Les rues basses autour de Kydathineon et d'Adrianou vous placent au cœur des tavernes et des boutiques, ce qui est pratique si vous voulez sortir dîner et boire un verre sans y penser. La contrepartie est que ces pâtés de maisons peuvent être animés et, par endroits, bruyants le soir à cause des dîneurs. Pour le calme, visez plus haut et sur les bords – les rues qui montent vers Anafiotika, ou les pâtés plus tranquilles vers Syntagma autour de Nikodimou. C'est là que le quartier ressemble le plus à un endroit où les gens vivent vraiment, plutôt qu'à un décor pour excursionnistes d'un jour.
L'offre va des petites maisons d'hôtes familiales et des hôtels-boutiques dans des maisons néoclassiques restaurées jusqu'aux grands cinq-étoiles : l'Electra Palace Athens, néoclassique sur Nikodimou, avec sa terrasse sur le toit et sa piscine avec vue sur l'Acropole, est le choix haut de gamme emblématique, tandis que la promenade piétonne au sud abrite des hôtels design avec vue sur le Parthénon. Dans l'ensemble, les prix sont de milieu de gamme à haut de gamme – c'est une adresse premium et vous payez pour l'emplacement et les vues – avec une poignée d'auberges économiques cachées en haut de la colline. Réservez tôt pour le printemps et l'automne, quand Athènes est à son meilleur et que Plaka se remplit vite.
Se déplacer
Plaka est petit, entièrement praticable à pied et en grande partie piéton, vous utiliserez donc plus vos pieds que les trains. Trois stations de métro entourent le quartier : Monastiraki au nord-ouest, Syntagma à l'est et Akropoli au sud – de chacune, il faut compter de trois à dix minutes de marche pour rejoindre les ruelles, selon votre destination. Nulle part dans le centre d'Athènes n'est loin : la place Syntagma, le Jardin national, le marché aux puces de Monastiraki et l'entrée de l'Acropole sont tous à 10-15 minutes à pied.

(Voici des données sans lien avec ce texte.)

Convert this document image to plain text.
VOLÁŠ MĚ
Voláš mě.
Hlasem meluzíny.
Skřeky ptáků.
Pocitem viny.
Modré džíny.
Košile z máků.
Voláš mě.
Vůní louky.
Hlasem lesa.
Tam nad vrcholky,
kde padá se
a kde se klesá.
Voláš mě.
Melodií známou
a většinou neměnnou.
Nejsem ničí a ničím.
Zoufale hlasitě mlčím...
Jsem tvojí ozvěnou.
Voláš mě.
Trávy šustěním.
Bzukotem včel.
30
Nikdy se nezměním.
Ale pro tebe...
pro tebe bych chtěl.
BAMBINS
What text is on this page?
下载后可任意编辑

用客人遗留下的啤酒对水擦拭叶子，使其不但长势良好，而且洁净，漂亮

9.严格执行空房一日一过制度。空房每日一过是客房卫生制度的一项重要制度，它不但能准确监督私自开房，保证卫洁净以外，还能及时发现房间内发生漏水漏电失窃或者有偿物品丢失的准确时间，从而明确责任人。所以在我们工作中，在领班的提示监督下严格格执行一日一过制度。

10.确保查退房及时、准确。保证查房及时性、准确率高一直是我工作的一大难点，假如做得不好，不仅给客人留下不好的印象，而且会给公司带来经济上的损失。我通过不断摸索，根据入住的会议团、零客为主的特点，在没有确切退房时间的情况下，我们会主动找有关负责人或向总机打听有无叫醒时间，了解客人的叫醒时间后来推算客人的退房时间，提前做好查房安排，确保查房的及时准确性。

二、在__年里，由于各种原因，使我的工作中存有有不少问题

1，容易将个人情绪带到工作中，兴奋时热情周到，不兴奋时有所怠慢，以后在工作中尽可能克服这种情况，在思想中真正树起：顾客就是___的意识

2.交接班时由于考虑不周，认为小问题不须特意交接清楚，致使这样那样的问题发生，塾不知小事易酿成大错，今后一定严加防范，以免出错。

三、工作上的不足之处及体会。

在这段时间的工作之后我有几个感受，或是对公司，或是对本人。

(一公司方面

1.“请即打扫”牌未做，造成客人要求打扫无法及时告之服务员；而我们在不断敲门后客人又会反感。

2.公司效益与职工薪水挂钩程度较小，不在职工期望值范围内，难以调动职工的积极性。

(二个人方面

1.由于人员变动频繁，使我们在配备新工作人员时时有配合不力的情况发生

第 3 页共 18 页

L'arrivée depuis l'aéroport est facile et peu coûteuse. Prenez la ligne 3 du métro, la ligne bleue, directement jusqu'à Syntagma ou Monastiraki, environ 40 minutes avec des trains toutes les demi-heures environ, puis marchez. Pour Akropoli, changez à Syntagma pour la ligne rouge M2. Un taxi depuis l'aéroport a un tarif fixe au compteur et est utile si vous arrivez avec de gros bagages, car l'approche finale de la plupart des hôtels de Plaka est en escalier et sans voiture.
Une note pratique importe plus que toute application de cartes : ces jolies ruelles en escalier signifient que les valises à roulettes et la mobilité réduite peuvent être un vrai défi dans les rues supérieures, alors vérifiez exactement où se trouve votre hôtel avant de réserver. Plaka est un quartier à parcourir à pied, pas à conduire, et c'est en partie ce qui fait son charme. C'est aussi pourquoi la meilleure façon de le comprendre est de commencer en bas, de continuer à monter, et de remarquer à quelle vitesse la ville change une fois que les étals de souvenirs disparaissent.